49.王族狩りと行こうか
逃げ出す連中に氷を叩きつける。
「氷、足止めしろ」
放った冷気が一瞬で白く濁り、凍りついた。地に足を縫いとめる形になった連中の間に飛び降り、すたすたと歩いて移動する。中に混じった騎士が慌てて剣を抜こうとするが……身動きできなかった。
バカか? あんなに長い剣がするりと抜けるのは、体を捻って無意識に位置を調整するからだ。背負った剣も同様だった。その体が完全固定された状態で、腕だけで抜こうとしても途中で引っ掛かるのがオチだ。鼻で笑って通り過ぎる。
少し賢い奴は短剣を抜こうとしたが、オレは指差すだけでいい。発動中の魔法は、氷の冷気が短剣を持つ手ごと凍らせた。魔法陣を描かないオレは、人間に偽装した魔族にしか見えない。
牙、角、羽、爪、毛皮、魔族の特徴を何一つ持たないけどな。見つけた奴は片っ端から凍らせた。腹の下まで凍らせれば、ほぼ身動きが出来なくなる。魔王退治に向かう前に、一度訪れたアーベルシュタイン王城の記憶を辿り、左へ曲がった。
「こっちじゃなかったか」
見覚えのない景色だが、慌てた様子で走ってくる数人の女性に気づいた。クラシカルな足元まで長いスカートのメイド服、ピンクと白のドレスの女、護衛らしき女騎士……王女様とお取り巻き御一行様か。
「そ、そこをおどきなさい」
命じる侍女はまだ若い。子爵家か男爵家の未亡人あたりか。下級貴族の未亡人は王城で勤める比率が高い。どうでもいいことを考えながら、オレはにっこり笑ってみせた。笑顔をみて顔を顰めるなんて失礼だぞ。
「血の臭いがします」
女騎士が剣を抜く。犬並みの嗅覚の持ち主のようだが、関係なかった。すっと指差し「凍れ」と命じるだけでいい。魔力を対価に動く精霊と呼ばれる存在が、嬉しそうに彼女らの足を凍りつかせた。
「きゃぁああ!」
「動けぬ!」
「冷たいっ」
騒ぐ女性の中で一番偉そうな、ピンクのドレスの女に近づいた。見たこと、あったか? 記憶を辿るものの、興味がない王女なんて覚えていなかった。

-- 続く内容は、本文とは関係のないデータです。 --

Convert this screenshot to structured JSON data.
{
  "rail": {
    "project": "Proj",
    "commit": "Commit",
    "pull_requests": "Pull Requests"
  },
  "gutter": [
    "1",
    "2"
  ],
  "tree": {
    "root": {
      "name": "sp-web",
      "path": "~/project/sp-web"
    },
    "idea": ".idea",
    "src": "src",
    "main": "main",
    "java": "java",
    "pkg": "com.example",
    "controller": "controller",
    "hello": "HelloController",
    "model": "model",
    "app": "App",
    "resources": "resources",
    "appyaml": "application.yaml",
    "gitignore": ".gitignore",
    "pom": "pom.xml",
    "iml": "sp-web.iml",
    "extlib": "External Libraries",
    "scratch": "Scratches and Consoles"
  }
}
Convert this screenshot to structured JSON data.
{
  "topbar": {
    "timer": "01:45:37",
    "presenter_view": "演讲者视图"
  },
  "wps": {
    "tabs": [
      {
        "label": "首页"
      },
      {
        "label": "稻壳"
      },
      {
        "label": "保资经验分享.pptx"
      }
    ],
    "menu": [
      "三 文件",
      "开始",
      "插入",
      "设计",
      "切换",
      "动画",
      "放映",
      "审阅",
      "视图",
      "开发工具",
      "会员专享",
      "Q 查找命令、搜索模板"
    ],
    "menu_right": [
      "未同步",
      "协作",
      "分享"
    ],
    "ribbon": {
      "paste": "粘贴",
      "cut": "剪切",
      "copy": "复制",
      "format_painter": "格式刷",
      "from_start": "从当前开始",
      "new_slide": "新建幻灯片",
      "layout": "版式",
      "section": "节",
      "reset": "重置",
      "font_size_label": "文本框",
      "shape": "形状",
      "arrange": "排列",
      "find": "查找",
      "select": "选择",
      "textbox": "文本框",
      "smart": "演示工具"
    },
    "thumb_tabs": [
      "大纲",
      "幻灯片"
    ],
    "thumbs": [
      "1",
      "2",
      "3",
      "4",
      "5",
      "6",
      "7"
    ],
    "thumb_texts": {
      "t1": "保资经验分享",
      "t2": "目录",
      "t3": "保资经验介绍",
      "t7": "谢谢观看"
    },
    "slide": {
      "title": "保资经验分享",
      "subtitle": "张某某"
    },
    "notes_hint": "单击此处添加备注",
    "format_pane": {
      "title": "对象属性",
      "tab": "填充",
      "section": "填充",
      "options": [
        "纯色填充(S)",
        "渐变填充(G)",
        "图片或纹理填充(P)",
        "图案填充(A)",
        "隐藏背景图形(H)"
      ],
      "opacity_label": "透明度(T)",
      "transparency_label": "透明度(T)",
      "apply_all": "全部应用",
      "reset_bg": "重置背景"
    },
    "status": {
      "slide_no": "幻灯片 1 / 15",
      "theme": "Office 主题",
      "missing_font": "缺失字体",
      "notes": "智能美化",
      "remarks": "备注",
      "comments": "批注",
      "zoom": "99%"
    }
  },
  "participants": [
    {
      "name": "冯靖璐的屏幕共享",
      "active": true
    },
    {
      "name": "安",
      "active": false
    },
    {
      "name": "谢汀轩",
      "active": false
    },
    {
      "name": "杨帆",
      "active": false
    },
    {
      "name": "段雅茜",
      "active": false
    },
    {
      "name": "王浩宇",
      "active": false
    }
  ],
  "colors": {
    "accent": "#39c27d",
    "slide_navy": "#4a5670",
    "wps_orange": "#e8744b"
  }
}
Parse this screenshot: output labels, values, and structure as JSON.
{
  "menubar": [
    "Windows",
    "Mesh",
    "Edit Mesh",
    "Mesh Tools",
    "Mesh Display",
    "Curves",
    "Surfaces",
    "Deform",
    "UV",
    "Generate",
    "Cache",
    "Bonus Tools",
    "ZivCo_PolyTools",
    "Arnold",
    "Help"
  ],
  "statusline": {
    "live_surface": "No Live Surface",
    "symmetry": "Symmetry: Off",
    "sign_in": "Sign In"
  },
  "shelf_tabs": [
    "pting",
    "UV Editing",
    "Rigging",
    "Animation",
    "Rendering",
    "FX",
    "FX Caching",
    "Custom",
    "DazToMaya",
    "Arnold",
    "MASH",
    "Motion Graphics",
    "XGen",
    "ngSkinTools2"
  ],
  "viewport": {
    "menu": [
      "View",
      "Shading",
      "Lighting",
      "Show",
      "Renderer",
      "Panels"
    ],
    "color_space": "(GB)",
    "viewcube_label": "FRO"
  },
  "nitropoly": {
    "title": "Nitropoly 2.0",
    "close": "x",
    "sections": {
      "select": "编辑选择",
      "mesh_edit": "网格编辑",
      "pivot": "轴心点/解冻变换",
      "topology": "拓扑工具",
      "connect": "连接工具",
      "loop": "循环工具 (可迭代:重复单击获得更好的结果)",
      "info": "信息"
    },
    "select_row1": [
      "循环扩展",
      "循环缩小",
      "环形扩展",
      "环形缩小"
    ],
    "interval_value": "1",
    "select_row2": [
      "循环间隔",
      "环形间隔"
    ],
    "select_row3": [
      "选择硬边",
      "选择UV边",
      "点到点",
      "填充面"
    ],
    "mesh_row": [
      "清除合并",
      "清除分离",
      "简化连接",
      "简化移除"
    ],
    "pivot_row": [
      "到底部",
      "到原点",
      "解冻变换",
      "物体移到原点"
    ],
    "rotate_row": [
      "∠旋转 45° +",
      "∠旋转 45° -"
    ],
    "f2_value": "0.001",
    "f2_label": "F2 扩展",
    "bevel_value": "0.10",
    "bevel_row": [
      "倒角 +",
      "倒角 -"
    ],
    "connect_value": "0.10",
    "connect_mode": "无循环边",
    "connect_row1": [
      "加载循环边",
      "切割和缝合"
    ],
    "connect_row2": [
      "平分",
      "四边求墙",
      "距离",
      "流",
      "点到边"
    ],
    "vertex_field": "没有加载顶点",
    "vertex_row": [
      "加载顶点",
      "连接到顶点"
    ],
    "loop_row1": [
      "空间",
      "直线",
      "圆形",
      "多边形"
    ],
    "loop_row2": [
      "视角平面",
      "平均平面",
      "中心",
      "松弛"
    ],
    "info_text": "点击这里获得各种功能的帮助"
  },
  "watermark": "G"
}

「あ、あなた! 勇者様ではありませんか? この城に魔族が出たのです、私達を保護しなさい」
「命じる権利がお前にあるのか」
少なくともオレの側に命令を聞く理由はない。足元の氷同様に冷めた口調と眼差しを向ければ、ようやくオレが敵だと気づいたらしい。
「な、何をする気です!? 私は王女なのですよ、指一本でも触れたら、ただでは」
「国がなくなるってのに、王女だけ残っても不幸なだけだろ。一緒に処分してやるから、王の居場所だけ吐け」
耳障りな高音を遮ったオレに、無礼だの騒ぐ女騎士。苛立ったので、氷を上まで上げてやった。首から上を残して、完全な氷漬けだ。いままでの記録だと、15分程で呼吸困難になって死ぬ。心臓が止まるんだか、肺が停止するんだか。低体温症ってのもあるらしい。理由はどうでもいいが、結論は大事だった。
「国王はどこだ?」
「し、知りません」
「別にいいぜ、オレは勝手に探すからな。でも女騎士はあと10分もすれば死ぬ。ああ、護衛がいないと姫は怖くて外出できないんだっけな」
王女も氷漬けにし、ついでに隣の侍女も同じように首だけ残して凍らせた。
「侍女がいないと着替えひとつできない姫だ。全員セットじゃないと、地獄でも不自由だろう?」
オレって優しいな。くすくす笑いながら、助けてくれと泣き喚く彼女らを残して隣を通り過ぎた。王女がこっちに逃げたなら、国王は別の出口だろう。オレの記憶では王太子もいたから、全員バラバラに逃げたのか。面倒くせぇ。
文句を言いながら、口元が緩んだ。捕まったら終わりの鬼ごっこの始まりだぜ。